In the last couple of months, we have heard from a number of people in the dealmaking business that rising interest rates have caused their potential buyers to hit pause, and a couple of major investors even said that pencils were down for the time being. We can’t say we’re surprised, given where wages have gone and what other issues inflation has caused. And if future earnings are affected by permanently higher labor costs alone, then the higher debt payments caused by higher rates really won’t cut it for those buyers. We have also heard that bid-ask spreads were widening, which will affect transaction volume.

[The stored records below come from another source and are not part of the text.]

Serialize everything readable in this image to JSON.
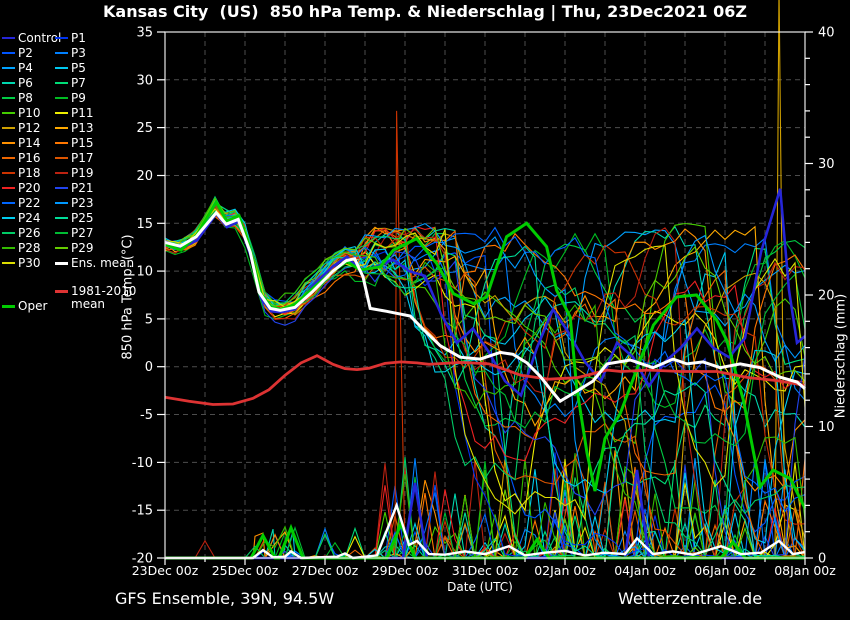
{
  "title": "Kansas City  (US)  850 hPa Temp. & Niederschlag | Thu, 23Dec2021 06Z",
  "footer": {
    "left": "GFS Ensemble, 39N, 94.5W",
    "right": "Wetterzentrale.de"
  },
  "legend": {
    "ens_mean_label": "Ens. mean",
    "ens_mean_color": "#ffffff",
    "climate_label_line1": "1981-2010",
    "climate_label_line2": "mean",
    "climate_color": "#dd3333",
    "oper_label": "Oper",
    "oper_color": "#00cc00"
  },
  "axes": {
    "left": {
      "label": "850 hPa Temp. (°C)",
      "ticks": [
        35,
        30,
        25,
        20,
        15,
        10,
        5,
        0,
        -5,
        -10,
        -15,
        -20
      ]
    },
    "right": {
      "label": "Niederschlag (mm)",
      "ticks": [
        40,
        30,
        20,
        10,
        0
      ],
      "minor_step_mm": 2
    },
    "x": {
      "title": "Date (UTC)",
      "labels": [
        "23Dec 00z",
        "25Dec 00z",
        "27Dec 00z",
        "29Dec 00z",
        "31Dec 00z",
        "02Jan 00z",
        "04Jan 00z",
        "06Jan 00z",
        "08Jan 00z"
      ]
    }
  },
  "chart_data": {
    "type": "line",
    "x_unit": "days since 23Dec2021 00z",
    "x_range_days": [
      0,
      16
    ],
    "temp_axis_c": [
      -20,
      35
    ],
    "precip_axis_mm": [
      0,
      40
    ],
    "grid": {
      "vertical_every_days": 1,
      "horizontal_every_c": 5,
      "style": "dashed"
    },
    "members": [
      {
        "name": "Control",
        "color": "#2626d8"
      },
      {
        "name": "P1",
        "color": "#0033ee"
      },
      {
        "name": "P2",
        "color": "#0055ff"
      },
      {
        "name": "P3",
        "color": "#0080ff"
      },
      {
        "name": "P4",
        "color": "#00a2ff"
      },
      {
        "name": "P5",
        "color": "#00c8f0"
      },
      {
        "name": "P6",
        "color": "#00d8b0"
      },
      {
        "name": "P7",
        "color": "#00dd77"
      },
      {
        "name": "P8",
        "color": "#00cc44"
      },
      {
        "name": "P9",
        "color": "#00bb22"
      },
      {
        "name": "P10",
        "color": "#44cc00"
      },
      {
        "name": "P11",
        "color": "#eeee00"
      },
      {
        "name": "P12",
        "color": "#cfa000"
      },
      {
        "name": "P13",
        "color": "#ffaa00"
      },
      {
        "name": "P14",
        "color": "#ff9100"
      },
      {
        "name": "P15",
        "color": "#ff7700"
      },
      {
        "name": "P16",
        "color": "#ee6600"
      },
      {
        "name": "P17",
        "color": "#dd5500"
      },
      {
        "name": "P18",
        "color": "#cc3300"
      },
      {
        "name": "P19",
        "color": "#bb2211"
      },
      {
        "name": "P20",
        "color": "#ee2222"
      },
      {
        "name": "P21",
        "color": "#2244ee"
      },
      {
        "name": "P22",
        "color": "#0066ff"
      },
      {
        "name": "P23",
        "color": "#0099ff"
      },
      {
        "name": "P24",
        "color": "#00ccee"
      },
      {
        "name": "P25",
        "color": "#00dd99"
      },
      {
        "name": "P26",
        "color": "#00cc66"
      },
      {
        "name": "P27",
        "color": "#00bb33"
      },
      {
        "name": "P28",
        "color": "#33bb00"
      },
      {
        "name": "P29",
        "color": "#66cc00"
      },
      {
        "name": "P30",
        "color": "#dddd00"
      }
    ],
    "series": {
      "ens_mean_temp": [
        [
          0,
          13
        ],
        [
          0.38,
          12.6
        ],
        [
          0.78,
          13.6
        ],
        [
          1.28,
          16.1
        ],
        [
          1.53,
          14.9
        ],
        [
          1.83,
          15.4
        ],
        [
          2.13,
          12
        ],
        [
          2.35,
          7.8
        ],
        [
          2.63,
          6.1
        ],
        [
          2.88,
          5.9
        ],
        [
          3.25,
          6.2
        ],
        [
          3.7,
          7.9
        ],
        [
          4.2,
          10
        ],
        [
          4.53,
          11.1
        ],
        [
          4.74,
          11.3
        ],
        [
          4.95,
          9.4
        ],
        [
          5.13,
          6.1
        ],
        [
          5.54,
          5.8
        ],
        [
          6.13,
          5.3
        ],
        [
          6.46,
          3.9
        ],
        [
          6.88,
          2.2
        ],
        [
          7.38,
          1.0
        ],
        [
          7.88,
          0.8
        ],
        [
          8.38,
          1.5
        ],
        [
          8.7,
          1.3
        ],
        [
          9.05,
          0.4
        ],
        [
          9.38,
          -1.0
        ],
        [
          9.7,
          -2.7
        ],
        [
          9.88,
          -3.6
        ],
        [
          10.2,
          -2.8
        ],
        [
          10.7,
          -1.5
        ],
        [
          11.05,
          0.3
        ],
        [
          11.63,
          0.7
        ],
        [
          12.2,
          -0.1
        ],
        [
          12.7,
          0.8
        ],
        [
          13.05,
          0.3
        ],
        [
          13.45,
          0.5
        ],
        [
          13.88,
          -0.1
        ],
        [
          14.38,
          0.3
        ],
        [
          14.88,
          -0.1
        ],
        [
          15.38,
          -1.1
        ],
        [
          15.8,
          -1.6
        ],
        [
          16,
          -2.3
        ]
      ],
      "climate_mean_temp": [
        [
          0,
          -3.2
        ],
        [
          0.6,
          -3.6
        ],
        [
          1.2,
          -3.95
        ],
        [
          1.7,
          -3.9
        ],
        [
          2.2,
          -3.3
        ],
        [
          2.6,
          -2.4
        ],
        [
          3.0,
          -0.9
        ],
        [
          3.4,
          0.4
        ],
        [
          3.8,
          1.15
        ],
        [
          4.2,
          0.25
        ],
        [
          4.5,
          -0.2
        ],
        [
          4.8,
          -0.3
        ],
        [
          5.1,
          -0.15
        ],
        [
          5.5,
          0.35
        ],
        [
          5.9,
          0.5
        ],
        [
          6.3,
          0.4
        ],
        [
          6.6,
          0.25
        ],
        [
          7.4,
          0.45
        ],
        [
          8.1,
          0.3
        ],
        [
          8.9,
          -0.9
        ],
        [
          9.6,
          -1.3
        ],
        [
          10.3,
          -1.15
        ],
        [
          11.05,
          -0.35
        ],
        [
          11.4,
          -0.5
        ],
        [
          12.1,
          -0.35
        ],
        [
          12.9,
          -0.5
        ],
        [
          13.8,
          -0.5
        ],
        [
          14.6,
          -1.15
        ],
        [
          15.3,
          -1.45
        ],
        [
          16,
          -1.95
        ]
      ],
      "oper_temp": [
        [
          0,
          12.8
        ],
        [
          0.4,
          12.2
        ],
        [
          0.8,
          13.8
        ],
        [
          1.28,
          17.2
        ],
        [
          1.55,
          15.2
        ],
        [
          1.85,
          15.8
        ],
        [
          2.15,
          12.0
        ],
        [
          2.4,
          7.6
        ],
        [
          2.65,
          6.2
        ],
        [
          2.9,
          6.0
        ],
        [
          3.25,
          6.5
        ],
        [
          3.7,
          8.2
        ],
        [
          4.2,
          10.0
        ],
        [
          4.55,
          11.0
        ],
        [
          4.88,
          10.1
        ],
        [
          5.38,
          10.45
        ],
        [
          5.71,
          12.2
        ],
        [
          6.29,
          13.4
        ],
        [
          6.79,
          10.8
        ],
        [
          7.21,
          7.65
        ],
        [
          7.71,
          6.6
        ],
        [
          8.04,
          7.3
        ],
        [
          8.54,
          13.6
        ],
        [
          9.04,
          15.0
        ],
        [
          9.54,
          12.55
        ],
        [
          9.79,
          8.0
        ],
        [
          10.13,
          5.2
        ],
        [
          10.29,
          -2.1
        ],
        [
          10.55,
          -9.0
        ],
        [
          10.75,
          -13.0
        ],
        [
          11.0,
          -7.5
        ],
        [
          11.38,
          -4.9
        ],
        [
          12.21,
          4.35
        ],
        [
          12.79,
          7.3
        ],
        [
          13.29,
          7.5
        ],
        [
          13.79,
          4.9
        ],
        [
          14.04,
          2.8
        ],
        [
          14.46,
          -3.5
        ],
        [
          14.88,
          -12.55
        ],
        [
          15.2,
          -10.8
        ],
        [
          15.63,
          -11.7
        ],
        [
          16,
          -14.8
        ]
      ],
      "control_temp": [
        [
          0,
          13.1
        ],
        [
          0.4,
          12.4
        ],
        [
          0.8,
          13.2
        ],
        [
          1.28,
          16.0
        ],
        [
          1.55,
          14.6
        ],
        [
          1.85,
          15.2
        ],
        [
          2.15,
          11.5
        ],
        [
          2.4,
          7.2
        ],
        [
          2.65,
          5.8
        ],
        [
          2.9,
          5.7
        ],
        [
          3.25,
          6.0
        ],
        [
          3.7,
          8.5
        ],
        [
          4.2,
          10.5
        ],
        [
          4.55,
          11.5
        ],
        [
          4.9,
          10.0
        ],
        [
          5.3,
          10.5
        ],
        [
          5.7,
          11.2
        ],
        [
          6.1,
          10.0
        ],
        [
          6.5,
          9.5
        ],
        [
          6.9,
          5.5
        ],
        [
          7.3,
          2.5
        ],
        [
          7.7,
          4.0
        ],
        [
          8.1,
          1.5
        ],
        [
          8.5,
          -1.5
        ],
        [
          8.9,
          -3.0
        ],
        [
          9.3,
          2.0
        ],
        [
          9.7,
          6.0
        ],
        [
          10.1,
          3.5
        ],
        [
          10.5,
          0.5
        ],
        [
          10.9,
          -1.5
        ],
        [
          11.3,
          2.5
        ],
        [
          11.7,
          1.0
        ],
        [
          12.1,
          -2.0
        ],
        [
          12.5,
          0.5
        ],
        [
          12.9,
          2.0
        ],
        [
          13.3,
          4.0
        ],
        [
          13.7,
          2.0
        ],
        [
          14.1,
          1.0
        ],
        [
          14.5,
          3.0
        ],
        [
          14.9,
          12.0
        ],
        [
          15.38,
          18.6
        ],
        [
          15.6,
          8.0
        ],
        [
          15.8,
          2.5
        ],
        [
          16,
          3.2
        ]
      ],
      "ens_mean_precip": [
        [
          0,
          0
        ],
        [
          2.2,
          0
        ],
        [
          2.45,
          0.6
        ],
        [
          2.7,
          0.05
        ],
        [
          3.0,
          0.1
        ],
        [
          3.15,
          0.5
        ],
        [
          3.4,
          0
        ],
        [
          4.3,
          0.1
        ],
        [
          4.5,
          0.35
        ],
        [
          4.7,
          0
        ],
        [
          5.3,
          0.2
        ],
        [
          5.79,
          4.0
        ],
        [
          6.1,
          1.0
        ],
        [
          6.3,
          1.3
        ],
        [
          6.6,
          0.3
        ],
        [
          7.0,
          0.25
        ],
        [
          7.5,
          0.5
        ],
        [
          8.0,
          0.3
        ],
        [
          8.6,
          0.9
        ],
        [
          9.0,
          0.2
        ],
        [
          9.5,
          0.4
        ],
        [
          10.0,
          0.55
        ],
        [
          10.5,
          0.2
        ],
        [
          11.0,
          0.4
        ],
        [
          11.5,
          0.3
        ],
        [
          11.8,
          1.5
        ],
        [
          12.2,
          0.3
        ],
        [
          12.7,
          0.5
        ],
        [
          13.2,
          0.25
        ],
        [
          13.9,
          0.9
        ],
        [
          14.4,
          0.3
        ],
        [
          14.9,
          0.4
        ],
        [
          15.35,
          1.3
        ],
        [
          15.7,
          0.3
        ],
        [
          16,
          0.45
        ]
      ]
    },
    "bundle_early_temp": [
      [
        0,
        12.8
      ],
      [
        0.4,
        12.3
      ],
      [
        0.8,
        13.6
      ],
      [
        1.28,
        16.8
      ],
      [
        1.55,
        15.0
      ],
      [
        1.85,
        15.6
      ],
      [
        2.15,
        12.3
      ],
      [
        2.4,
        7.5
      ],
      [
        2.65,
        6.0
      ],
      [
        2.9,
        5.9
      ],
      [
        3.25,
        6.3
      ],
      [
        3.7,
        8.0
      ],
      [
        4.2,
        10.2
      ],
      [
        4.55,
        11.2
      ],
      [
        4.75,
        11.0
      ]
    ],
    "envelope_temp": {
      "days": [
        0,
        1.28,
        2,
        2.65,
        3.3,
        4.7,
        5.5,
        6,
        6.5,
        7,
        7.5,
        8,
        8.5,
        9,
        10,
        11,
        12,
        13,
        14,
        14.6,
        15,
        15.5,
        16
      ],
      "max": [
        14,
        18.5,
        15.5,
        8.5,
        9,
        15,
        14.5,
        14.5,
        15,
        14.5,
        14,
        14.2,
        15,
        15,
        14,
        14.5,
        14.2,
        15,
        14.5,
        16,
        14.5,
        13.5,
        13
      ],
      "min": [
        11.5,
        15,
        11,
        4,
        4,
        8,
        2,
        0,
        -3,
        -8,
        -13,
        -17,
        -20,
        -20,
        -20,
        -20,
        -20,
        -20,
        -20,
        -20,
        -20,
        -20,
        -20
      ]
    },
    "precip_events": [
      {
        "member": "P18",
        "day": 5.79,
        "peak_mm": 34,
        "half_width_days": 0.28
      },
      {
        "member": "P12",
        "day": 15.35,
        "peak_mm": 43.5,
        "half_width_days": 0.42
      },
      {
        "member": "Control",
        "day": 6.25,
        "peak_mm": 5.7,
        "half_width_days": 0.3
      },
      {
        "member": "Control",
        "day": 11.8,
        "peak_mm": 6.7,
        "half_width_days": 0.3
      },
      {
        "member": "P6",
        "day": 2.7,
        "peak_mm": 2.2,
        "half_width_days": 0.25
      },
      {
        "member": "P14",
        "day": 2.45,
        "peak_mm": 1.9,
        "half_width_days": 0.25
      },
      {
        "member": "P24",
        "day": 3.2,
        "peak_mm": 2.0,
        "half_width_days": 0.25
      },
      {
        "member": "Oper",
        "day": 2.45,
        "peak_mm": 1.7,
        "half_width_days": 0.3
      },
      {
        "member": "Oper",
        "day": 3.15,
        "peak_mm": 2.3,
        "half_width_days": 0.3
      },
      {
        "member": "Oper",
        "day": 5.9,
        "peak_mm": 2.6,
        "half_width_days": 0.35
      },
      {
        "member": "Oper",
        "day": 9.3,
        "peak_mm": 1.4,
        "half_width_days": 0.3
      },
      {
        "member": "Oper",
        "day": 14.2,
        "peak_mm": 1.2,
        "half_width_days": 0.3
      }
    ]
  }
}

The terms “bid-ask spread” and “pencils down” conjure up memories of the worst of the pandemic, but we aren’t close to that right now. M&A may have dropped since the heights of December 2021 and January 2022, when 57 and 63 deals were announced, respectively. But the market has been bouncing between 35 and 50 deals a month since then, which is certainly not anemic. And we will likely surpass 40 transactions in the month of August too. How many deals there could have been without interest rate concerns, we don’t know.

Property prices will almost certainly come down, unless you’re talking about a skilled nursing facility these days, bringing more buyers to the table at more conservative valuations. And we are betting that there are still plenty of sellers willing to get out at a lower price, given the operational headaches that are not going away. Then, we could see records broken in M&A yet again.